There are several posts regarding how to setup Scrapy within a Celery task avoiding to restart the Twister reactor to prevent the twisted.internet.error.ReactorNotRestartable
error. I have tried using CrawlerRunner as recommended on docs and crochet but to make it work the following lines have to be removed from the code:
d.addBoth(lambda _: reactor.stop())
reactor.run() # Script blocks here until spider finishes.
This is the full code:
from scrapy.crawler import CrawlerRunner
@app.task(bind=True, name="run_spider")
def run_spider(self, my_spider_class, my_spider_settings):
from crochet import setup
setup() # Fixes the issue with Twisted reactor.

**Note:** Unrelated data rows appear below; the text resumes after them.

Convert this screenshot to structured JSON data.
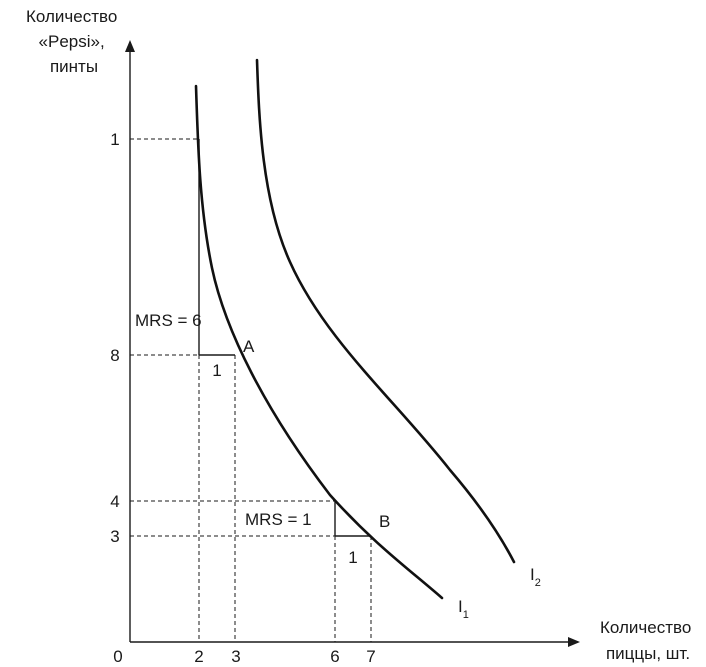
{
  "y_axis_title": [
    "Количество",
    "«Pepsi»,",
    "пинты"
  ],
  "x_axis_title": [
    "Количество",
    "пиццы, шт."
  ],
  "origin_label": "0",
  "x_ticks": [
    "2",
    "3",
    "6",
    "7"
  ],
  "y_ticks": [
    "1",
    "8",
    "4",
    "3"
  ],
  "curve_labels": {
    "i1_main": "I",
    "i1_sub": "1",
    "i2_main": "I",
    "i2_sub": "2"
  },
  "points": {
    "a": "A",
    "b": "B"
  },
  "mrs_labels": {
    "upper": "MRS = 6",
    "lower": "MRS = 1"
  },
  "step_labels": {
    "upper": "1",
    "lower": "1"
  },
  "colors": {
    "ink": "#1a1a1a",
    "background": "#ffffff"
  }
}
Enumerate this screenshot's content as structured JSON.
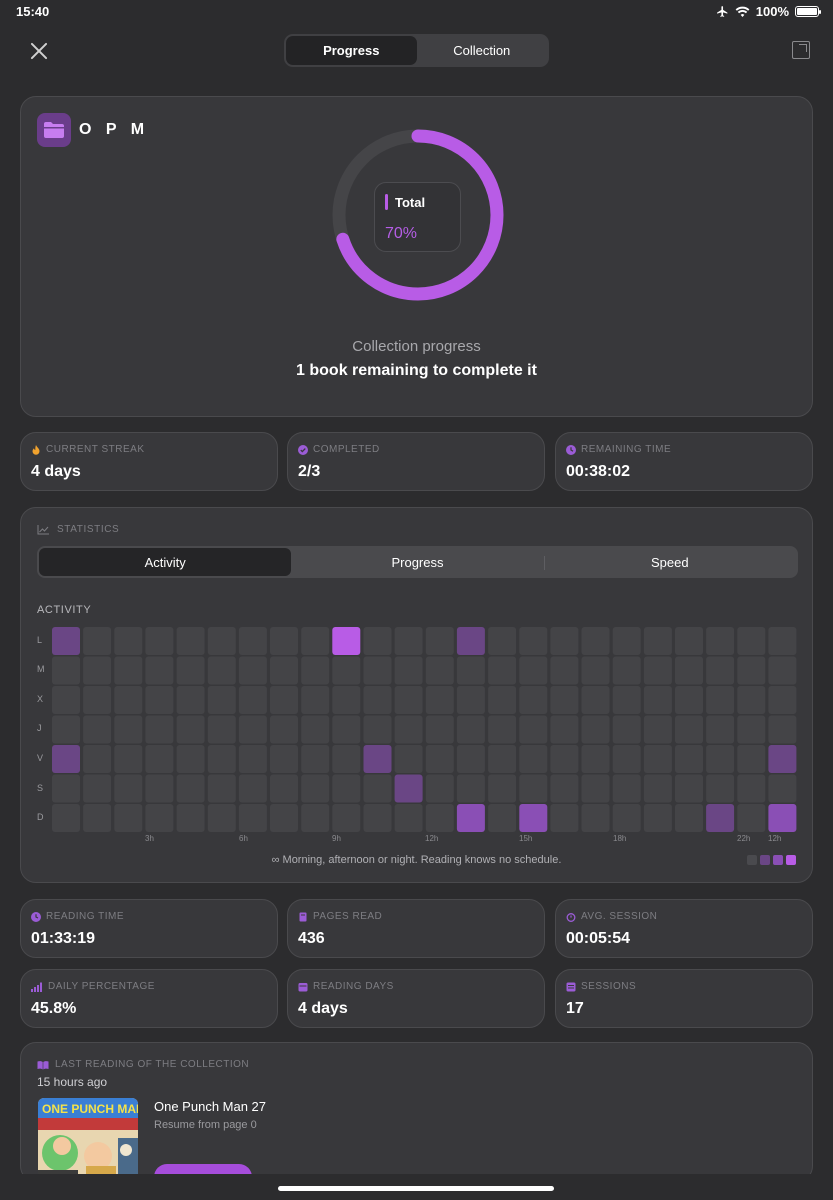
{
  "status": {
    "time": "15:40",
    "battery": "100%"
  },
  "tabs": [
    {
      "label": "Progress",
      "active": true
    },
    {
      "label": "Collection",
      "active": false
    }
  ],
  "collection": {
    "title": "O P M",
    "ring_label": "Total",
    "ring_value": "70%",
    "ring_fraction": 0.7,
    "subtitle": "Collection progress",
    "remaining": "1 book remaining to complete it"
  },
  "stats_top": [
    {
      "label": "CURRENT STREAK",
      "value": "4 days",
      "icon": "flame-icon"
    },
    {
      "label": "COMPLETED",
      "value": "2/3",
      "icon": "check-badge-icon"
    },
    {
      "label": "REMAINING TIME",
      "value": "00:38:02",
      "icon": "clock-badge-icon"
    }
  ],
  "statistics": {
    "heading": "STATISTICS",
    "tabs": [
      "Activity",
      "Progress",
      "Speed"
    ],
    "active_tab": "Activity",
    "activity_label": "ACTIVITY",
    "rows": [
      "L",
      "M",
      "X",
      "J",
      "V",
      "S",
      "D"
    ],
    "hour_labels": [
      "3h",
      "6h",
      "9h",
      "12h",
      "15h",
      "18h",
      "22h",
      "12h"
    ],
    "footer": "Morning, afternoon or night. Reading knows no schedule.",
    "highlights": [
      {
        "row": 0,
        "col": 0,
        "level": 2
      },
      {
        "row": 0,
        "col": 9,
        "level": 4
      },
      {
        "row": 0,
        "col": 13,
        "level": 2
      },
      {
        "row": 4,
        "col": 0,
        "level": 2
      },
      {
        "row": 4,
        "col": 10,
        "level": 2
      },
      {
        "row": 4,
        "col": 23,
        "level": 2
      },
      {
        "row": 5,
        "col": 11,
        "level": 2
      },
      {
        "row": 6,
        "col": 13,
        "level": 3
      },
      {
        "row": 6,
        "col": 15,
        "level": 3
      },
      {
        "row": 6,
        "col": 21,
        "level": 2
      },
      {
        "row": 6,
        "col": 23,
        "level": 3
      }
    ]
  },
  "stats_bottom": [
    {
      "label": "READING TIME",
      "value": "01:33:19",
      "icon": "clock-icon"
    },
    {
      "label": "PAGES READ",
      "value": "436",
      "icon": "book-icon"
    },
    {
      "label": "AVG. SESSION",
      "value": "00:05:54",
      "icon": "timer-icon"
    },
    {
      "label": "DAILY PERCENTAGE",
      "value": "45.8%",
      "icon": "signal-bars-icon"
    },
    {
      "label": "READING DAYS",
      "value": "4 days",
      "icon": "calendar-icon"
    },
    {
      "label": "SESSIONS",
      "value": "17",
      "icon": "list-icon"
    }
  ],
  "last_reading": {
    "heading": "LAST READING OF THE COLLECTION",
    "time": "15 hours ago",
    "book_title": "One Punch Man 27",
    "resume": "Resume from page 0",
    "cover_text": "ONE PUNCH MAN"
  },
  "colors": {
    "accent": "#b85ce6",
    "card": "#38383b",
    "background": "#2c2c2e"
  }
}
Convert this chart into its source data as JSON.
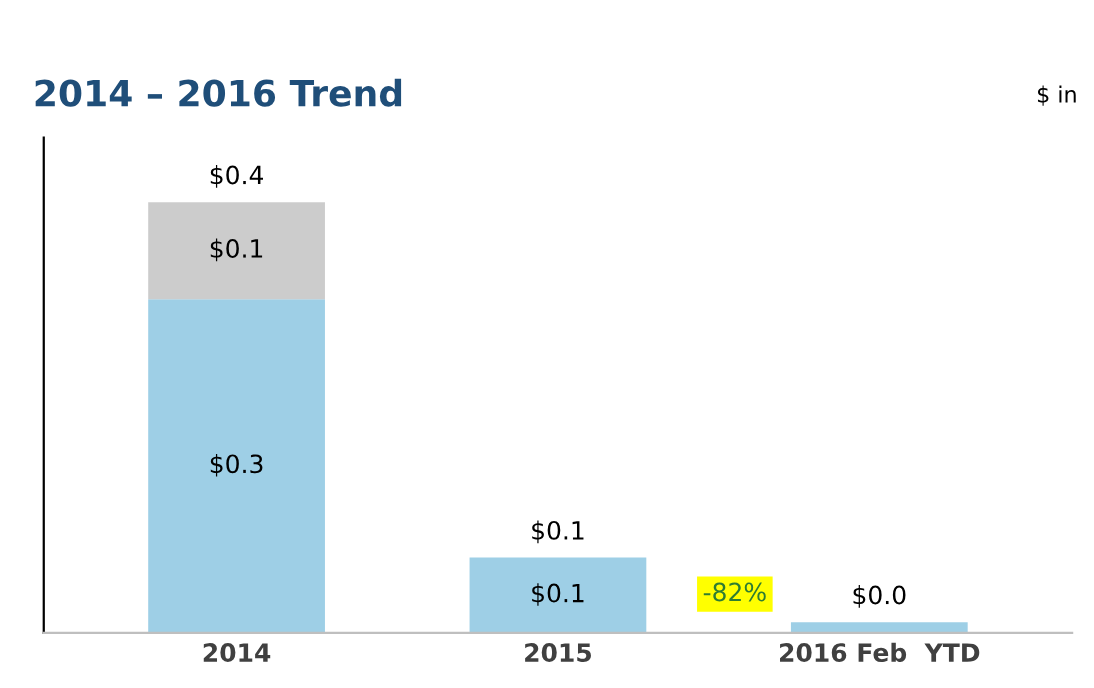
{
  "chart_data": {
    "type": "bar",
    "title": "2014 – 2016 Trend",
    "stacked": true,
    "categories": [
      "2014",
      "2015",
      "2016 Feb  YTD"
    ],
    "series": [
      {
        "color": "#9ecfe6",
        "values": [
          0.31,
          0.07,
          0.01
        ],
        "value_labels": [
          "$0.3",
          "$0.1",
          null
        ]
      },
      {
        "color": "#cccccc",
        "values": [
          0.09,
          null,
          null
        ],
        "value_labels": [
          "$0.1",
          null,
          null
        ]
      }
    ],
    "totals": [
      "$0.4",
      "$0.1",
      "$0.0"
    ],
    "annotations": [
      "$ in",
      "-82%"
    ],
    "grid": false
  }
}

runner = CrawlerRunner(my_spider_settings)
crawler = runner.create_crawler(my_spider_class)
runner.crawl(crawler)
d = runner.join()
def spider_finished(_): <-- This function is called when spider finishes.
logger.info("{} finished:\n{}".format(
spider_name,
json.dumps(
crawler.stats.spider_stats.get(spider_name, {}),
cls=DjangoJSONEncoder,
indent=4
)
))
d.addBoth(spider_finished)
return f"{spider_name} started" <-- How to block execution until spider finishes?
Now works but the Spider seems to be running detached from the task, so I get the return response before the spider is finished. I have used a workaround with the callback spider_finished()
but is not ideal because the celery worker keeps running an executing other tasks and eventually kills the process affecting the detached spiders.
Is there a way to block the execution of the task until the Scrapy spider is done?